Most Asian currencies stumbled on Wednesday with the Korean won destined for its biggest fall in nearly eight weeks as North Korea warned it is "carefully examining" plans for a missile strike on the US Pacific territory of Guam. The won was trading down 0.6 percent at 1134.8 at 0556 GMT.
North Korea's reference to an attack on Guam followed after President Donald Trump said the US would respond to threats from North Korea with "fire and fury". "We have been down this road before, until the fireworks happen it will remain in the headlines, but in the past the markets have faded these types of moves. I think we have to be really sensitive to both liquidity conditions and further headline risk over the next 24 hours," said Stephen Innes, senior trader at OANDA.
"China basically buttresses the North Korea economy from top to bottom. We are going to have international pressures from the US and all the developed-world leaders who see this escalating a bit too far.
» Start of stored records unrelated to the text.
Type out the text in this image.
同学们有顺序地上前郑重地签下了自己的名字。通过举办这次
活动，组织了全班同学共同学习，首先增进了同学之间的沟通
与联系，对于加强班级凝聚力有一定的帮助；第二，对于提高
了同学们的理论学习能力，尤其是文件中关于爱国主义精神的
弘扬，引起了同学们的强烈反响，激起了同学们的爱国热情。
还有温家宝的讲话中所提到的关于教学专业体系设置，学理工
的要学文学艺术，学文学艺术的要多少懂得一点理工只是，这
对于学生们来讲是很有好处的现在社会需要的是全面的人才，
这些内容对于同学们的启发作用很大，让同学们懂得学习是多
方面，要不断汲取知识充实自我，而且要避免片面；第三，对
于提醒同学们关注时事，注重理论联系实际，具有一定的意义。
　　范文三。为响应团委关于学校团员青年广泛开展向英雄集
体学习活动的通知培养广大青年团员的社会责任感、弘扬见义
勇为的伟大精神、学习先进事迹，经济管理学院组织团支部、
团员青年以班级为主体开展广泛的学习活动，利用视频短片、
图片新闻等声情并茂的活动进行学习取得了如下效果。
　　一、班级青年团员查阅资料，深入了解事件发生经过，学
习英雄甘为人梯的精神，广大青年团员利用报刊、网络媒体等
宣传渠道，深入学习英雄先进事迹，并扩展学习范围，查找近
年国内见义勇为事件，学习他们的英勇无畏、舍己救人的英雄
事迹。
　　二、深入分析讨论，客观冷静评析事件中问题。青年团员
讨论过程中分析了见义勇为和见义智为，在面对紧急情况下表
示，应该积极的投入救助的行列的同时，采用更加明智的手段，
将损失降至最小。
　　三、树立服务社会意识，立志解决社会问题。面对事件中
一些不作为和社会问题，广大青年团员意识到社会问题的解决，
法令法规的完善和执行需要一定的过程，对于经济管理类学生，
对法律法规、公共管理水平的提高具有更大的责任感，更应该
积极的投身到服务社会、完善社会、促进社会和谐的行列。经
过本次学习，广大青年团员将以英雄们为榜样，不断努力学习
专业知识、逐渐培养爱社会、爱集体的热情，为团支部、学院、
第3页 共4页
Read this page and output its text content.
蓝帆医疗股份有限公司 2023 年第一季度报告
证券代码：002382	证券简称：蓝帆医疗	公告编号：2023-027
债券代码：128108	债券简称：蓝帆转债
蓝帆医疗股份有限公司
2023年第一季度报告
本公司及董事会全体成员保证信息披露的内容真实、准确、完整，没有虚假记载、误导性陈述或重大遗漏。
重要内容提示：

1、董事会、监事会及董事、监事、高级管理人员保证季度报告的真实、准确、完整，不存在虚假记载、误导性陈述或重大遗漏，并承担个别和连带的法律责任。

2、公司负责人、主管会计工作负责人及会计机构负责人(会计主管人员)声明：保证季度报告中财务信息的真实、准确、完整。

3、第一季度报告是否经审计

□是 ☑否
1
I think there is going to be pressure on China to make some serious economic sanctions towards North Korea until they give up the plot of military escalation."
Amid these geopolitical tensions the greenback weakened against the yen which rose to levels unseen in about 8 weeks. The rupee and the Indonesian rupiah edged lower, as much as 0.3 percent and 0.1 percent respectively. Meanwhile, the yuan rose 0.2 percent to its highest since October 2016, and is headed for its third consecutive day of gains.
China's annual producer price inflation held steady and consumer inflation slowed marginally in July as prices for key raw materials rose slightly. "We have to be careful in markets like today with one of the big trading centers on holiday. Liquidity is quite taxing in the market space right now amongst emerging markets. If you look at the typical depth of the market in August it has just been not too buoyant," Innes said.
Singapore markets are closed for a national holiday. The Philippine peso followed the downward trend in the broader market and fell by as much as 0.5 percent. The peso, on its third straight day in negative territory, is headed for its worst fall in nearly 8 weeks. The International Monetary Fund said the Philippine economy is likely to grow at 6.6 percent this year, down from the 6.8 percent growth forecast announced in February.